恐懼,在他們心中瘋狂蔓延。
這是一場來自山巔的、單方麵的屠殺。李寒的每一次呼吸,都伴隨著一次冷靜的扣動扳機。每一次子彈的出膛,都必然會帶走一個敵人的生命。機槍手、擲彈筒手、軍官、老兵……所有具備威脅的目標,都在他的瞄準鏡中被逐一“點名”。
十分鐘後,當最後一名試圖躲在卡車底下苟延殘喘的日軍士兵被一發穿透車體的子彈擊斃後,整個峽穀恢複了死寂。
遠處的山坡上,李大壯和他的民兵們,已經徹底石化了。
他們沒有看到刀槍不入的怪物,卻看到了比那更恐怖的景象——一個幽靈,一個山巔之上的死神,用一把槍,在千米之外,將一百多名武裝到牙齒的日軍,如同打靶般,一個個精準地清除。
“咱們……咱們連他在哪兒都沒看清……”一個民兵的聲音都在發顫。
“那槍法……是神仙吧?指哪打哪啊!”
李大壯咽了口唾沫,臉上寫滿了敬畏:“這不是人,這是活閻王在點名啊……”
李寒在狙擊點冷靜地觀察了片刻,確認再無一個活口後,才如同靈猿般從懸崖上悄然滑下。
他走在這片由他親手締造的死亡峽穀中,神色沒有絲毫波瀾。腦海中,係統的提示音準時響起。
【擊殺日軍士兵117名,獲得積分11700點。】
【當前總積分:40717+11700=52417點。】
李寒沒有急著離開,而是開始打掃戰場。他如同一個高效的工人,在屍體間穿行,將一枚枚瓜式手雷從日軍的武裝帶上解下,扔進係統空間。很快,他便搜刮了近百枚手雷。

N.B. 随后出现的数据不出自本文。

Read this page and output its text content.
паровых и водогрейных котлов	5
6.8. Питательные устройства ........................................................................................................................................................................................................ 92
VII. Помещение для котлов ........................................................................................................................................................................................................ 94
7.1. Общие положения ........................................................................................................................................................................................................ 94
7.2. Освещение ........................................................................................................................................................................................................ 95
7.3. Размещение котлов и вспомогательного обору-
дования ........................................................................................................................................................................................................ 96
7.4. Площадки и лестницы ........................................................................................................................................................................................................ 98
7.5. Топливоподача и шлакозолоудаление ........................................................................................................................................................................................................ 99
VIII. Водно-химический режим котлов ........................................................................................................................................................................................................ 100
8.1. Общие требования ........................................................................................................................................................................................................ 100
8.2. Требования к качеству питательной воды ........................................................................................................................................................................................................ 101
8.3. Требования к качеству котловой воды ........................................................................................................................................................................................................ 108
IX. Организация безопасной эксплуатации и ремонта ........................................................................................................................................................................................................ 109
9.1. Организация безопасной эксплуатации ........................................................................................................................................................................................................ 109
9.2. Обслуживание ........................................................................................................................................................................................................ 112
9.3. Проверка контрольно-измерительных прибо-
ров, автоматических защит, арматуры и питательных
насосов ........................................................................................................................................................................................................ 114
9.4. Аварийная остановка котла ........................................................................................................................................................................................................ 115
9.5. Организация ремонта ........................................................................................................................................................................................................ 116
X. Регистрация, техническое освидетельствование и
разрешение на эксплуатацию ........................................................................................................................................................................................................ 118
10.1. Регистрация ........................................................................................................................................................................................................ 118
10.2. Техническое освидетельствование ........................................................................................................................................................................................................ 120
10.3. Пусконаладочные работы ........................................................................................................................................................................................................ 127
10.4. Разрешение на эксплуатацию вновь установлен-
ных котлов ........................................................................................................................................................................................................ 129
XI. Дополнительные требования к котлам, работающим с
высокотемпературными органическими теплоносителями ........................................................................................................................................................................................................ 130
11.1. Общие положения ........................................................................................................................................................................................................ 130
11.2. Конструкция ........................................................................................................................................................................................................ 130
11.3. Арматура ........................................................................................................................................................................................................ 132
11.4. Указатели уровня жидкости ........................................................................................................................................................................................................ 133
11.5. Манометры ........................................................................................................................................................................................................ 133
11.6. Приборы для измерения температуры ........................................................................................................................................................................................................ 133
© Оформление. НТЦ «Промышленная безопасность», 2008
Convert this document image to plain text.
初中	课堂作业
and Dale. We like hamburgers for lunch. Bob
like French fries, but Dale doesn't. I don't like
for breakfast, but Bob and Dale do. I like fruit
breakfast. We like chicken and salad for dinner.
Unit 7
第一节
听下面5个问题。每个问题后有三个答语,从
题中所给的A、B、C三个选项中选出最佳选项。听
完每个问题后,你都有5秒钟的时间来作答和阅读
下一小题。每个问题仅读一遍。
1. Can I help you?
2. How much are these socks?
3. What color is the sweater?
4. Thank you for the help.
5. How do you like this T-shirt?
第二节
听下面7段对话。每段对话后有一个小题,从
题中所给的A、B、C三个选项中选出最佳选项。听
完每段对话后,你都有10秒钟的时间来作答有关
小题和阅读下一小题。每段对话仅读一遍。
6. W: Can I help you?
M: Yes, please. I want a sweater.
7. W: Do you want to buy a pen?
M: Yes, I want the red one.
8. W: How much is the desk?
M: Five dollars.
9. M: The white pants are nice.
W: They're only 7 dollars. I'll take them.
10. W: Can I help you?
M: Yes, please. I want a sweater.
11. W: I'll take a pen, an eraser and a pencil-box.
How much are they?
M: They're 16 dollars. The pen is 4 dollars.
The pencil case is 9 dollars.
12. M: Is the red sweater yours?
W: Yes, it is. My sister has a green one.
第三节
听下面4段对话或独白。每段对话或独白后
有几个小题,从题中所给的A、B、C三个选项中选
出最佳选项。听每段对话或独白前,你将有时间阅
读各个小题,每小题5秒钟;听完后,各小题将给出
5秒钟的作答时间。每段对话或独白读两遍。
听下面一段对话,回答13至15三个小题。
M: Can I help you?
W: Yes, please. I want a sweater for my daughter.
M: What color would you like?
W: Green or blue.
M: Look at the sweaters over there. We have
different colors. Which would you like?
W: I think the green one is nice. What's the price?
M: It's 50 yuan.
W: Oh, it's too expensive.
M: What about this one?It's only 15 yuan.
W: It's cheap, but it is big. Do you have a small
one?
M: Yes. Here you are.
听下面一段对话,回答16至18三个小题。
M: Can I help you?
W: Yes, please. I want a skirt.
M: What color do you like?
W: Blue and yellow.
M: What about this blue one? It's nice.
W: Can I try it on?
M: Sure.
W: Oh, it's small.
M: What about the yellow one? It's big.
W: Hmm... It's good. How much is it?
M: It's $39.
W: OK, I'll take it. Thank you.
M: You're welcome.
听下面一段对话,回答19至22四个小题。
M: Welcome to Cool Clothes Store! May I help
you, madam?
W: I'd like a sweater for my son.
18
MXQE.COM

做完這一切,他看了一眼那些幾乎完好無損的卡車,以及車上滿載的物資和散落一地的武器彈藥。他知道,遠處的山坡上,那隊民兵正看著這裡。
他沒有去打招呼,隻是最後掃視了一眼這片戰場,便轉身準備離去。這些笨重的物資和武器,對他而言意義不大,但對於那些在艱苦條件下堅持抗戰的隊伍來說,卻是無價之寶。
就在他即將融入山林之際,他停下腳步,回頭朝著民兵們所在的山坡,遙遙地喊了一句:
“卡車和武器,都歸你們了!儘快運走!”
聲音不大,卻清晰地傳到了李大壯等人的耳朵裡。
說完,他的身影幾個起落,便徹底消失在了密林之中。
山坡上,李大壯過了許久才回過神來。他激動得渾身顫抖,對著李寒消失的方向,重重地磕了三個響頭,口中喃喃自語:“謝謝神仙!謝謝活菩薩!”
……
另一邊,李寒已經遠離了戰場。一個比單純伏擊運輸隊,更大膽、也更瘋狂的計劃,在他腦中緩緩形成。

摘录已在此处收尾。